I'd like to propose a new feature for Cargo: the introduction of a CARGO_RUN_ID environment variable. This would solve an issue in identifying which processes or threads are spawned from the same Cargo command.
Problem:
In projects using libraries like SQLx for database testing, it's crucial to coordinate cleanup operations across multiple test processes. Currently, there's no built-in way to determine if separate test processes originated from the same Cargo invocation, leading to race conditions when cleaning up the test database. sqlx issue
Additionally, this issue extends beyond testing.
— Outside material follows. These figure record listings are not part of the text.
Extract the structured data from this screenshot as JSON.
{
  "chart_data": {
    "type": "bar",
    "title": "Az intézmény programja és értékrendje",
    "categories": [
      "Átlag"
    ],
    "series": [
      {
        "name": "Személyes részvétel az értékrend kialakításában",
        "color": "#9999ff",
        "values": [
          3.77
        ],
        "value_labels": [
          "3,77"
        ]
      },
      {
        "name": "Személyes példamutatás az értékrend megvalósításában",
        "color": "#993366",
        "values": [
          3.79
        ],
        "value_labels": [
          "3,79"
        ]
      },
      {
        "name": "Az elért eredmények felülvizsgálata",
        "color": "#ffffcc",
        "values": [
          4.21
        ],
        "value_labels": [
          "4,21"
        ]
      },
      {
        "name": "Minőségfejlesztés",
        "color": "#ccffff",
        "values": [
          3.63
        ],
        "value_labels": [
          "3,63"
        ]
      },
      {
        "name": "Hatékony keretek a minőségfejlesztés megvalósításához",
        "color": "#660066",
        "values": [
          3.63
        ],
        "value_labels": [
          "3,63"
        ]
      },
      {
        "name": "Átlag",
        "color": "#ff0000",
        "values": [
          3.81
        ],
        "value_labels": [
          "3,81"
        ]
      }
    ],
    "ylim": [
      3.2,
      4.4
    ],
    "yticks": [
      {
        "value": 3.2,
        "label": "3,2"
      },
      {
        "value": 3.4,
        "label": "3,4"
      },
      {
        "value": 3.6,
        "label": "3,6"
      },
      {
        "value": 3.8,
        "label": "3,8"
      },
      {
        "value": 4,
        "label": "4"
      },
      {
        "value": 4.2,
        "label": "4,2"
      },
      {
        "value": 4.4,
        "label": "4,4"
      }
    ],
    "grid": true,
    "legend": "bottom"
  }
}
Any scenario where multiple processes need to coordinate based on their origin from a single Cargo command would benefit from this feature.
Proposal:
Add an environment variable CARGO_RUN_ID that is available for the crate being compiled, similar to other Cargo-set environment variables (Environment Variables - The Cargo Book).
Properties of the generated ID:
Unique across Cargo invocations
Chronologically ordered
Given these requirements, a UUID v7 seems like a suitable choice for generating this ID.
Benefits:
Improved coordination in multi-process scenarios (e.g., SQLx database cleanup)
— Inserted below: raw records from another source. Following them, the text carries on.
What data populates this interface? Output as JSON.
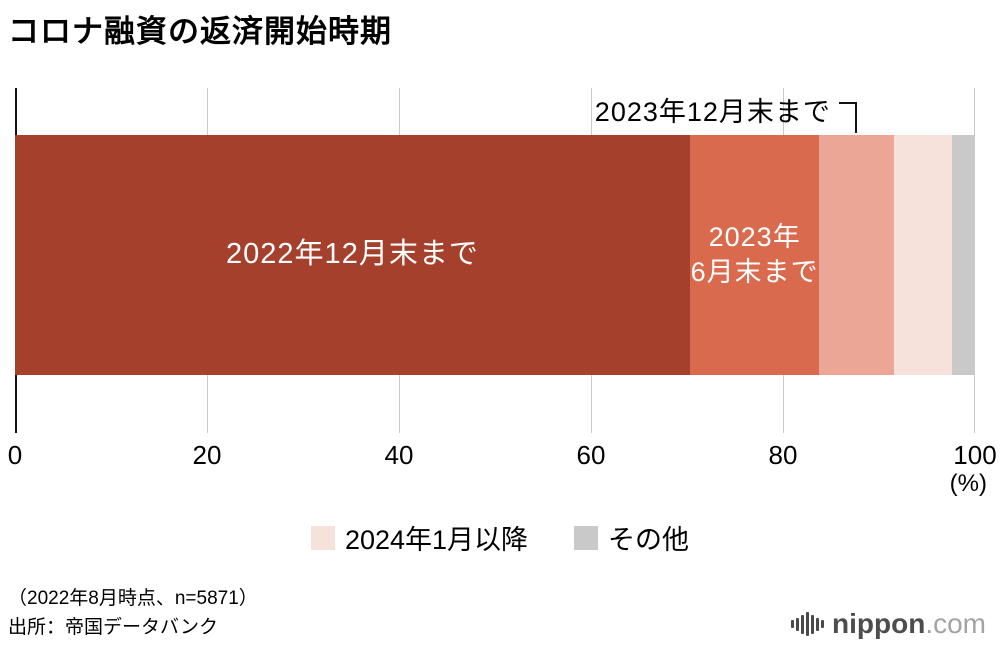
{
  "title": "コロナ融資の返済開始時期",
  "chart_data": {
    "type": "bar",
    "variant": "stacked-horizontal",
    "title": "コロナ融資の返済開始時期",
    "unit": "%",
    "xlim": [
      0,
      100
    ],
    "x_ticks": [
      0,
      20,
      40,
      60,
      80,
      100
    ],
    "axis_unit_label": "(%)",
    "grid": true,
    "segments": [
      {
        "label": "2022年12月末まで",
        "value": 70.3,
        "color": "#A5402D",
        "display": "2022年12月末まで",
        "label_style": "inside"
      },
      {
        "label": "2023年6月末まで",
        "value": 13.5,
        "color": "#DA6A4D",
        "display": "2023年\n6月末まで",
        "label_style": "inside"
      },
      {
        "label": "2023年12月末まで",
        "value": 7.8,
        "color": "#EBA696",
        "display": "",
        "label_style": "callout"
      },
      {
        "label": "2024年1月以降",
        "value": 6.0,
        "color": "#F7E2DB",
        "display": "",
        "label_style": "legend"
      },
      {
        "label": "その他",
        "value": 2.4,
        "color": "#C9C9C9",
        "display": "",
        "label_style": "legend"
      }
    ],
    "callout": {
      "label": "2023年12月末まで",
      "target_segment": "2023年12月末まで"
    },
    "legend_position": "bottom"
  },
  "legend": {
    "items": [
      {
        "label": "2024年1月以降",
        "color": "#F7E2DB"
      },
      {
        "label": "その他",
        "color": "#C9C9C9"
      }
    ]
  },
  "footer": {
    "note": "（2022年8月時点、n=5871）",
    "source": "出所：帝国データバンク"
  },
  "branding": {
    "logo_text": "nippon",
    "logo_suffix": ".com",
    "logo_icon": "soundwave-icon"
  }
}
Ability to group logs or artifacts from related processes
Enables more effective strategies for cleanup and resource management in complex builds and operations.
Provides a uniform method for tools and libraries to identify related processes, benefiting the entire Rust ecosystem.
Nextest has implemented a similar feature with NEXTEST_RUN_ID, demonstrating the value of such an identifier.
I'm willing to implement this feature myself if the proposal is accepted. Would this be something the Cargo team would consider? I'm open to feedback or suggestions to refine this proposal.
A custom cargo testrunner could spawn several processes that run in parallel. (nextest does)
If our tests are using #[sqlx::test] any leftover databases should be cleaned up the next time cargo nextest command runs.
This is a race condition since sqlx wasn't designed to handle a multi-process runner.
Sometimes the current database gets dropped and test aborts.
CARGO_RUN_ID would be a way to group processes that originate from the same cargo command.
It makes the coordination a lot simpler compared to handling multi-process locking etc.
In the context of nextest, CARGO_RUN_ID would replace NEXTEST_RUN_ID.
For libraries like SQLX we want to do a similiar thing: only keep the latest test database run.
So for Sqlx we want to listen to CARGO_RUN_ID instead of an unknown set of {NEXTEST_RUN_ID, OTHER_TEST_RUNNER_ID, ETC...}
The command cargo nextest will run the binaries in parallel
So your more asking for cargo to support this now so that it can be part of the expected interface that test runners (e.g. nextest) use when spawning test harnesses (e.g. test binaries)?
Thanks for the feedback, I hope to address some of the concerns.
Library-focused solution:CARGO_RUN_ID primarily benefits libraries like SQLx and Insta that need to coordinate across test processes. It solves real issues:
Test runner agnostic:CARGO_RUN_ID would allow these libraries to work consistently across different test runners. Instead of handling NEXTEST_RUN_ID, OTHER_TEST_RUNNER_ID, etc., they'd use one standard identifier.
Future-proofing:
When Cargo implements parallel test binary execution, libraries using CARGO_RUN_ID will be ready without changes.
Not limited to testing:
I chose CARGO_RUN_ID over CARGO_TEST_RUN_ID because its utility extends beyond testing. It can coordinate any processes from a single Cargo invocation, allowing for broader future applications.
Exposing CARGO_RUN_ID to the plugin
Would be nice, but is not the main focus currently.
As I said, saying there might be use cases is insufficient on their own. If we want to design for this and call it out, we need to identify real users who could benefit.
Think I understand a bit what you're getting at, sorry for misunderstanding.
You don't think I should mention the point since it is speculative?
My intention mentioning it was just an extra plus, not a core part.
I'd lean towards not adding knowledge of this in Cargo -- NEXTEST_RUN_ID is very useful but its semantics aren't fully fleshed out, and the relationship between it and CARGO_RUN_ID may not be 1:1.
For example:
Nextest will at some point let you rerun failed tests. We probably want to use separate run IDs but may need a parent ID that groups those reruns together.
A single nextest invocation might lead to more than one Cargo build in the future. Many devs ask for a single nextest run to encompass something like cargo hack's --feature-powerset.
Not committing to particular semantics for this within Cargo means that these more concrete details can be fleshed out over time.
Also note that Cargo only passes down a very limited set of environment variables to 3rd-party plugins
Yes, I would imagine that if Cargo did support this, nextest would have to have a second implementation. But that's something nextest already has to do and it's not a huge deal.